Tip #4 - Write Bad

One of the most difficult challenges writers face is finishing a story and much of the time it’s a result of nitpicking their own work long before the editing process. The basic idea behind writing badly is to avoid editing anything, let it sound like garbage and have poor grammar. That is all fine and dandy, what the writer should be looking for initially is a finished draft, not a well-finished draft.

The best method to use in approaching the problem is to label every draft set to mean something. It’ll accomplish two things effectively:

1.       It’ll allow smaller tasks to bring a sense of accomplishment as they are dealt with.

2.       They’ll allow the writer to finish writing in steps leading to the finished product.

So then the question becomes how to break the drafts up? How to label things related to writing?

Well, as many successful writers have stated in the past, separate the creator and the editor sometimes referred to as the child (the creator who makes messes) and the adult (the editor that cleans up the mess).

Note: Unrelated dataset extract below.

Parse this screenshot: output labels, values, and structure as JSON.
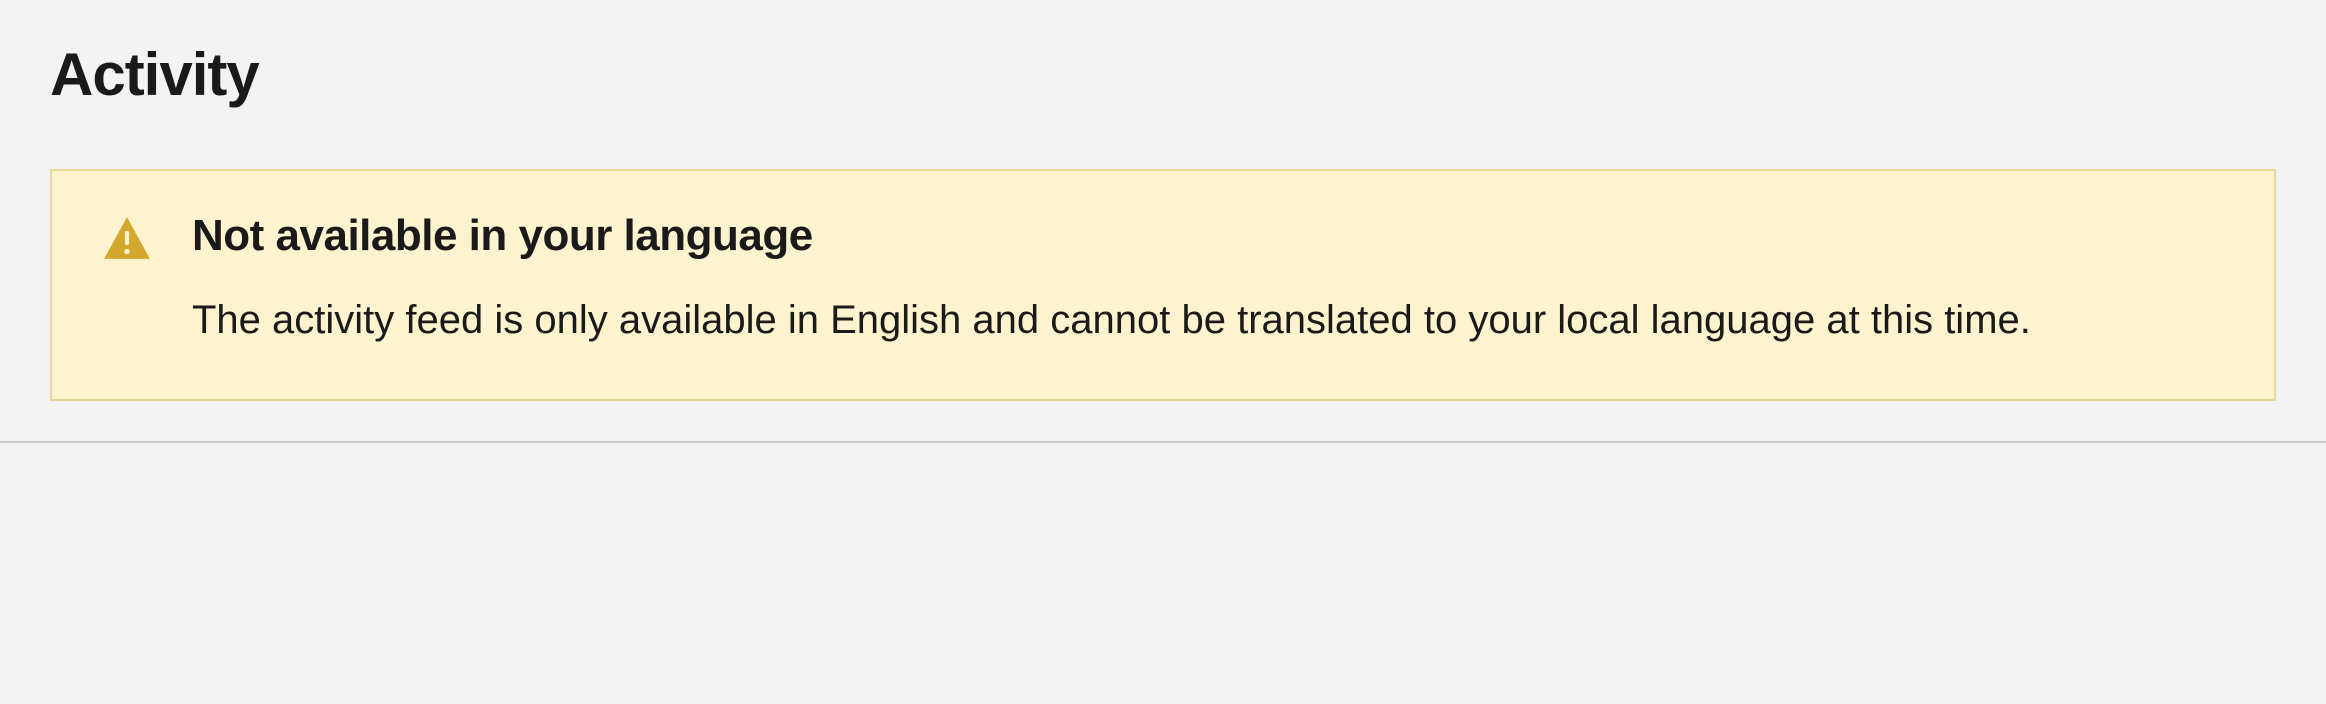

None of the Drafts count as individual drafts although they could be, they could also be sets in which once finished go repeated again from beginning to end and still count as part of the same draft set.


Draft 1: The Mess

The first set of drafts becomes the child’s job in this case. Free-spirited and willing to get weird with the ideas they have ready. No fixing, no editing. All the child does is explore the world through the text and put all the ideas down. They don’t have to make any coherent sense, don’t think they do. Sometimes writing is easier if there are just a bunch of bullet points of loosely related events, characters and ideas and it helps to shuffle them around and try to connect them end to end. That to the untrained eye would seem like gibberish but it’s the order the writer has manifested by more or less understanding their own thoughts. In this set, the writer has to attempt to get down every story detail they want and the more excessive the better. Fill the manuscript up with all the trash wanted.

Draft 2: Continuity

As the child reaches a complete story with all the events in it, all the scenes and characters they want to be involved, it becomes time to order the smaller detail for the adult to have continuity while they work. This means to put all the information in the right order from beginning to end, how the child planned the story to be told. Make sure things don’t vanish between scenes or suddenly appear between scenes. This draft is about awareness of the material. Things must be consistent throughout the story for when the child shares it with the adult.

Draft 3: Poetry

Once continuity has been established, it is time for the child to step aside and let the adult asses and begin to establish the poetry of the story. This stage is about making metaphors and assuring the story is being shown instead of told. The adult turns all relevant information into descriptive metaphors to convey emotion and sensation most accurately to the reader attempting to find the least amount of words that provides the most vivid sensory output. (See Tip #2: Show Vs Tell for more information on this step)

Draft 4: Lyricism

The poetry is done, the order was maintained and the mess is essentially cleaned up now. Initiate Obsessive Compulsive Disorder Protocol and nitpick every word in the entire manuscript. Question whether or not each word belongs and assure it ultimately moves the work forward by either revealing character details or describing action in a scene. Any word which doesn’t belong has to go. (See Tip 1: Write Only What Has Purpose for more information on this step).

Draft 5: Grammar Nazi

The grammar draft is to make sure the rules of language are being followed properly and that they are well understood if being broken. This includes deciding what periods make the most sense or have the most impact or when two sentences are better off as one. These are the mind-numbing details writers get stuck on when they’re writing, but if the writing is already finished, this part is only punctuation. Cleaning the remaining garbage, sweeping up and wiping down. After this is the finished product so being a Grammar Nazi is polish work.

Draft 6: Finished Product

The final draft of the work is only possible after all the work is finished. This is the part where the writer shows the work to an audience for feedback. This is where they’ll be told of the details which make no sense to the reader, what information was boring or irrelevant, what could be done without and what should be included. It’s all about the reader at this point. The writer needs to listen to every word every reader says. They need to, on the other hand, take each comment with a grain of salt and must debate with themselves what they agree and disagree with, then implement the parts they want. Don’t defend the work, but don’t allow every attack to hurt the work either. This is a sensitive spot because the work is how it was intended, now it must be maintained how intended while expressing it successfully to the reader and keeping their attention at the same time. This is the only hard part because it is where the writer will see their weakest points, the ones which were invisible before someone else brought them to the light. It’ll feel like judgment, although it is not.


Once all these steps are complete the manuscript should, in theory, be ready for publication. This is no more than one of the methods I use to get through a manuscript, there is an infinite number of ways to accomplish these same things. If the struggle is keeping the different activities writing includes apart labeling them is the way to go. Make sure they are seen and understood as different events and the mind will avoid crossing them. Hopefully.